Le jeune Wojtyła pleure sa mère décédée alors qu'il commence ses études de philologie polonaise à l'université Jagiellonian de Cracovie. Sa vocation littéraire et artistique était si forte qu'il a continué à écrire des poèmes jusqu'à sa mort (Triptyque romain), mais, surtout, l'appel au sacerdoce a prévalu dans le contexte d'une Pologne occupée par les troupes nazies. C'est ainsi qu'il est entré en contact avec la philosophie et, plus particulièrement, avec le thomisme. "Au début, c'était le grand obstacle. Ma formation littéraire, centrée sur les sciences humaines, ne m'avait pas du tout préparé aux thèses et formules scolastiques que le manuel me proposait, de la première à la dernière page. J'ai dû me frayer un chemin dans une jungle épaisse de concepts, d'analyses et d'axiomes, sans même être capable d'identifier le sol sur lequel je marchais. Après deux mois de défrichage de la végétation, la lumière est venue et la découverte des raisons profondes de ce que je n'avais pas encore vécu ou pressenti était à portée de main. Lorsque j'ai réussi l'examen, j'ai dit à l'examinateur que, selon moi, la nouvelle vision du monde que j'avais conquise dans cette mêlée avec mon manuel de métaphysique était plus précieuse que la note que j'avais obtenue. Et je n'exagérais pas. Ce que l'intuition et la sensibilité m'avaient appris sur le monde jusqu'alors avait été solidement corroboré" (Don't be afraid, André Frossard, pp. 15-16).
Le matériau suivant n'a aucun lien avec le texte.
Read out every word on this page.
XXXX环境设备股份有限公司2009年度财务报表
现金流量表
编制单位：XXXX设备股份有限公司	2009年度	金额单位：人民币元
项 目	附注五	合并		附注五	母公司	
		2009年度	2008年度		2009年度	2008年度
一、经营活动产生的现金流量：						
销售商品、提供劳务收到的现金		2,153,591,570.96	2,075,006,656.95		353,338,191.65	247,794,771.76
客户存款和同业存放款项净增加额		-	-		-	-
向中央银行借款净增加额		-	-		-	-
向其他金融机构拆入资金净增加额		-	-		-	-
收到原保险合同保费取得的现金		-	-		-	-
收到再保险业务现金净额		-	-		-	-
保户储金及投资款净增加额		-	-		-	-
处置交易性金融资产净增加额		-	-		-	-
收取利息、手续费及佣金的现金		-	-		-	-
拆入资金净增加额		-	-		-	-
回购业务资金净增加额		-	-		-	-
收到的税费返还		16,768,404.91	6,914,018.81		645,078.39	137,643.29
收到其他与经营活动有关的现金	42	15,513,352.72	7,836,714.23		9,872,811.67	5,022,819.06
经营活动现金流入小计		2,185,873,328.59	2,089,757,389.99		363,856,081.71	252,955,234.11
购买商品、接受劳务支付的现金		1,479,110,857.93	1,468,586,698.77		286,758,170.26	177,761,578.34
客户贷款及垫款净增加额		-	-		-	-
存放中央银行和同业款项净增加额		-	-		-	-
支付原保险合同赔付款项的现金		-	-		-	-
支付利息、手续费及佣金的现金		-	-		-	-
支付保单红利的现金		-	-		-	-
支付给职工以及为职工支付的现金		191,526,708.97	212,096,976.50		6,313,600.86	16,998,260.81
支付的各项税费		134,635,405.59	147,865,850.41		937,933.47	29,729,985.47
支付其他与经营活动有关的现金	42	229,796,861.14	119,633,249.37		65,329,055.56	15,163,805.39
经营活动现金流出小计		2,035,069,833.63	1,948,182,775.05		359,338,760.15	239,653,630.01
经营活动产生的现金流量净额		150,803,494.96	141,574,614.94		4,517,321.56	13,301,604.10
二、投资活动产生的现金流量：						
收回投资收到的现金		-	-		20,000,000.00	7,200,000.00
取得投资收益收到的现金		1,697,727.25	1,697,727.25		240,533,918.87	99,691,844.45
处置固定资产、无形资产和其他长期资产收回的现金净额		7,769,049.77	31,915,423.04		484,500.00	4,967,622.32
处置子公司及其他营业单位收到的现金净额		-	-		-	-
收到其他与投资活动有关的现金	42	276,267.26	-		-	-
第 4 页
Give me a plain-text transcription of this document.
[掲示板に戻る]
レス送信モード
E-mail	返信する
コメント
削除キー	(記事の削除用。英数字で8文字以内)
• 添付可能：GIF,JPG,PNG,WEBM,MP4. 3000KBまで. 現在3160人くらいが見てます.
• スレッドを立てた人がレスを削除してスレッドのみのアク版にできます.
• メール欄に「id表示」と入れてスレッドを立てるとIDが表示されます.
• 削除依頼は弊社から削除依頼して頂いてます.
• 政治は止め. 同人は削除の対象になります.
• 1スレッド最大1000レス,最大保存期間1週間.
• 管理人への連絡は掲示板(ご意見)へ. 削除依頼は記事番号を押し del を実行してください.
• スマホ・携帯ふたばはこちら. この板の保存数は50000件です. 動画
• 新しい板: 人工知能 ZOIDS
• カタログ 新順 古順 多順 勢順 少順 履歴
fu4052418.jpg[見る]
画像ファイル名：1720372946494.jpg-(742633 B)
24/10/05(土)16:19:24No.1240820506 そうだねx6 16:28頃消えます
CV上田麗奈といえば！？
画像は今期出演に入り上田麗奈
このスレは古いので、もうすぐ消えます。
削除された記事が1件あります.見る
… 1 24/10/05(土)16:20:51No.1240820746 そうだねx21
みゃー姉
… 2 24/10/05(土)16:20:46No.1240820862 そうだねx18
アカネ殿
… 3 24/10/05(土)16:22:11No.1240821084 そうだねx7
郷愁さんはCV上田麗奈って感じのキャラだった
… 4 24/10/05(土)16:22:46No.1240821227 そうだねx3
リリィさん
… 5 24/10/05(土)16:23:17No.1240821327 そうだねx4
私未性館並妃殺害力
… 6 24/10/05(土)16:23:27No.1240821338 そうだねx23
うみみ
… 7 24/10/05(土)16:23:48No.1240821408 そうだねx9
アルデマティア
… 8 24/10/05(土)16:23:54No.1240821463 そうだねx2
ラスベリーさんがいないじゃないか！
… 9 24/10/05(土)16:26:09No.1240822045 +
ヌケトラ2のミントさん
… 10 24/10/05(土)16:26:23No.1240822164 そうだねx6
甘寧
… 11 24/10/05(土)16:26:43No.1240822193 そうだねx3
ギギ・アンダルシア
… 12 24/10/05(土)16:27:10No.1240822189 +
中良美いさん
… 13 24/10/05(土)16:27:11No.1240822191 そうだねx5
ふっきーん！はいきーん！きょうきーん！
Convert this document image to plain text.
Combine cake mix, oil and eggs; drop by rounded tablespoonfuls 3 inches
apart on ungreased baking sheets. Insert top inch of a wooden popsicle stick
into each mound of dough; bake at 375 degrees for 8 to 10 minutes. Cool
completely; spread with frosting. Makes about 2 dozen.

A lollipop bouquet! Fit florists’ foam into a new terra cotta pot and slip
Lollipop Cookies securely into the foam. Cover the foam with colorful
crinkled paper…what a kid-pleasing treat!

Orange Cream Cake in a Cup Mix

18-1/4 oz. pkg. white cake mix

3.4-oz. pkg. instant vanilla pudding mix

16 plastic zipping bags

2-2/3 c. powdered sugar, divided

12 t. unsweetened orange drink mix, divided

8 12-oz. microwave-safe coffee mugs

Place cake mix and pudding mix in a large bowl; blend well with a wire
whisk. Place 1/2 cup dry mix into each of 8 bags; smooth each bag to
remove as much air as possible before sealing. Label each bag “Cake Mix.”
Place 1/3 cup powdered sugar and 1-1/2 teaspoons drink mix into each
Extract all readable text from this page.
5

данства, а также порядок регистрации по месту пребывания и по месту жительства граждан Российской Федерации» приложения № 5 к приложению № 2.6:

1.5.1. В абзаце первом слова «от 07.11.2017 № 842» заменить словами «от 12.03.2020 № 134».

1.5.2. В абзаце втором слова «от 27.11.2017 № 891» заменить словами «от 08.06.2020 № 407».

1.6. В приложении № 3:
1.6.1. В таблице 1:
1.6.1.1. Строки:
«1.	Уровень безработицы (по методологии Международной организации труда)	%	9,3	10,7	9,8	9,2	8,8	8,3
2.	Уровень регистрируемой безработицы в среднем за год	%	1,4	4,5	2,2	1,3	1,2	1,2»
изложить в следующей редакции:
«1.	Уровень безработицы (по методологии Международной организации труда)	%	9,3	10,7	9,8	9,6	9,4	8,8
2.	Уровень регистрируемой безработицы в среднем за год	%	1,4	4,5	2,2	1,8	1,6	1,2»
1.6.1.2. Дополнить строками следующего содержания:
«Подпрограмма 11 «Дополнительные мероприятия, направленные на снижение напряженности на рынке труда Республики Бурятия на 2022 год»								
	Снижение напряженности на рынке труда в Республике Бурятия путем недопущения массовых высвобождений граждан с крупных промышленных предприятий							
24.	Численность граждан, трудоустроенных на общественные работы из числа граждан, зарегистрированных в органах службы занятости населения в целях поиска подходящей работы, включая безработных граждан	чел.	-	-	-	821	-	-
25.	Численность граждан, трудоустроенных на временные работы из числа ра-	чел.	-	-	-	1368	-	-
Wojtyła a consolidé sa formation de philosophe (et de théologien) thomiste au sein de l'Institut d'études politiques de l'Université de Montréal. Angelicum Il a été invité à écrire une thèse sur Saint Jean de la Croix, une autre de ses grandes sources d'inspiration. Mais lorsqu'il est retourné à Cracovie, un événement important s'est produit : on lui a demandé d'écrire sa thèse d'habilitation sur le phénoménologue Max Scheler, qui était très à la mode à l'époque. Il se trouve que Scheler, bien que disciple de Husserl - et donc appartenant à la philosophie moderne (très éloignée du thomisme) - a proposé une éthique qui semblait avoir de nombreux points de contact avec le christianisme. Wojtyła a décidé d'analyser cette question, qui s'est avérée décisive dans son évolution intellectuelle. "Je dois vraiment beaucoup à ce travail de recherche [la thèse sur Scheler].. La méthode phénoménologique s'est donc greffée sur ma formation aristotélicienne-thomiste antérieure, ce qui m'a permis d'entreprendre de nombreux essais créatifs dans ce domaine. Je pense en particulier au livre Personne et action. J'ai ainsi été introduit dans le courant contemporain du personnalisme philosophique, dont l'étude a eu des répercussions sur les fruits de la pastorale" (Don et mystère, p. 110). L'étude de Scheler, en effet, l'a mis en contact avec la philosophie contemporaine, lui montrant qu'il possédait des éléments précieux qu'il fallait intégrer à celle-ci, et que le meilleur moyen d'y parvenir était le personnalisme philosophique.
Lorsque Karol Wojtyła a formulé cette conviction, son chemin de formation intellectuelle était terminé. A partir de là, il entamera son propre voyage avec un point de départ bien précis : la personne.
Juan Manuel Burgos est maître de conférences titulaire à l'université CEU - San Pablo.